No es de extrañar que una reposición del tamaño de El Club de la Lucha haya tenido la repercusión suficiente como para volver al Phenomena por segunda vez.
16 años han convertido el film de Fincher en una pequeña obra maestra de culto y desde luego, en una película generacional para quien por aquel entonces buscaba desesperadamente la autodestrucción como vía de escape a una existencia por momentos vacía de sustancia.
Aún así, la película fue vapuleada por la crítica.

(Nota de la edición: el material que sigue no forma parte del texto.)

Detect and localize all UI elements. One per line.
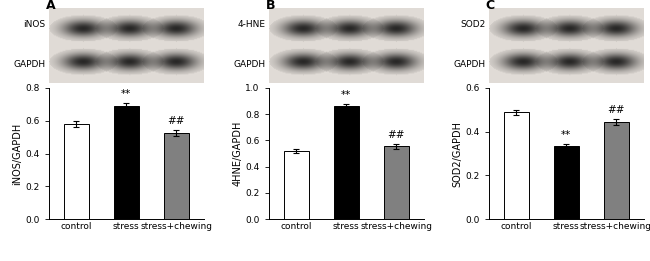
Bar [504,112,528,219]
Text: iNOS: iNOS [23,20,46,29]
Text: SOD2: SOD2 [460,20,486,29]
Text: C: C [486,0,495,12]
Bar [114,106,138,219]
Text: **: ** [121,89,131,99]
Y-axis label: iNOS/GAPDH: iNOS/GAPDH [12,122,23,185]
Y-axis label: 4HNE/GAPDH: 4HNE/GAPDH [233,121,242,186]
Bar [333,106,359,219]
Text: 4-HNE: 4-HNE [238,20,266,29]
Text: A: A [46,0,55,12]
Text: ##: ## [168,116,185,126]
Bar [604,122,629,219]
Text: **: ** [341,91,351,100]
Text: ##: ## [387,130,405,140]
Bar [554,146,578,219]
Text: GAPDH: GAPDH [233,60,266,69]
Text: GAPDH: GAPDH [14,60,46,69]
Bar [164,133,188,219]
Bar [283,151,309,219]
Bar [64,124,88,219]
Y-axis label: SOD2/GAPDH: SOD2/GAPDH [452,121,462,187]
Bar [384,146,409,219]
Text: GAPDH: GAPDH [454,60,486,69]
Text: B: B [266,0,275,12]
Text: ##: ## [607,105,625,115]
Text: **: ** [561,130,571,140]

La camaradería entre machos, el papel secundario de la mujer en el film y el sonido de los huesos rotos en aquel sucio y húmedo sótano, hacían del film de Fincher un blanco perfecto sobre el que arrojar las frustraciones de la crítica más selecta, probablemente por sentirse identificados con el inmenso vacío que se apoderaba de Edward Norton.
La sensación de volver a ver en imágenes la novela de Palahniuk se triplica al dejar la adolescencia atrás, pues lo que antes eran personajes molones, se convierten en el reflejo de lo que ahora somos realmente, las huecas vidas de mierda que hemos alcanzado y los personajes que alguna vez soñamos ser.
No solo sigue siendo pionera en la feroz narrativa, sino que refuerza con contundencia la cruel radiografía de los sociópatas en que nos hemos convertido.
Todo ha cambiado. Sus personajes no solo son el reflejo de lo que queríamos ser, algo que perseguíamos sin haber reflexionado sobre los acontecimientos que nos podría acarrear convertirnos en unos antisociales.
Ya no es que queramos ser Brad Pitt y tener un cuerpo esculpido a la imagen y semejanza de un Dios griego. Lo que realmente me parece fascinante es el hecho de comprender que la destrucción sea algo por lo que vale la pena luchar para superar la ira y la frustración.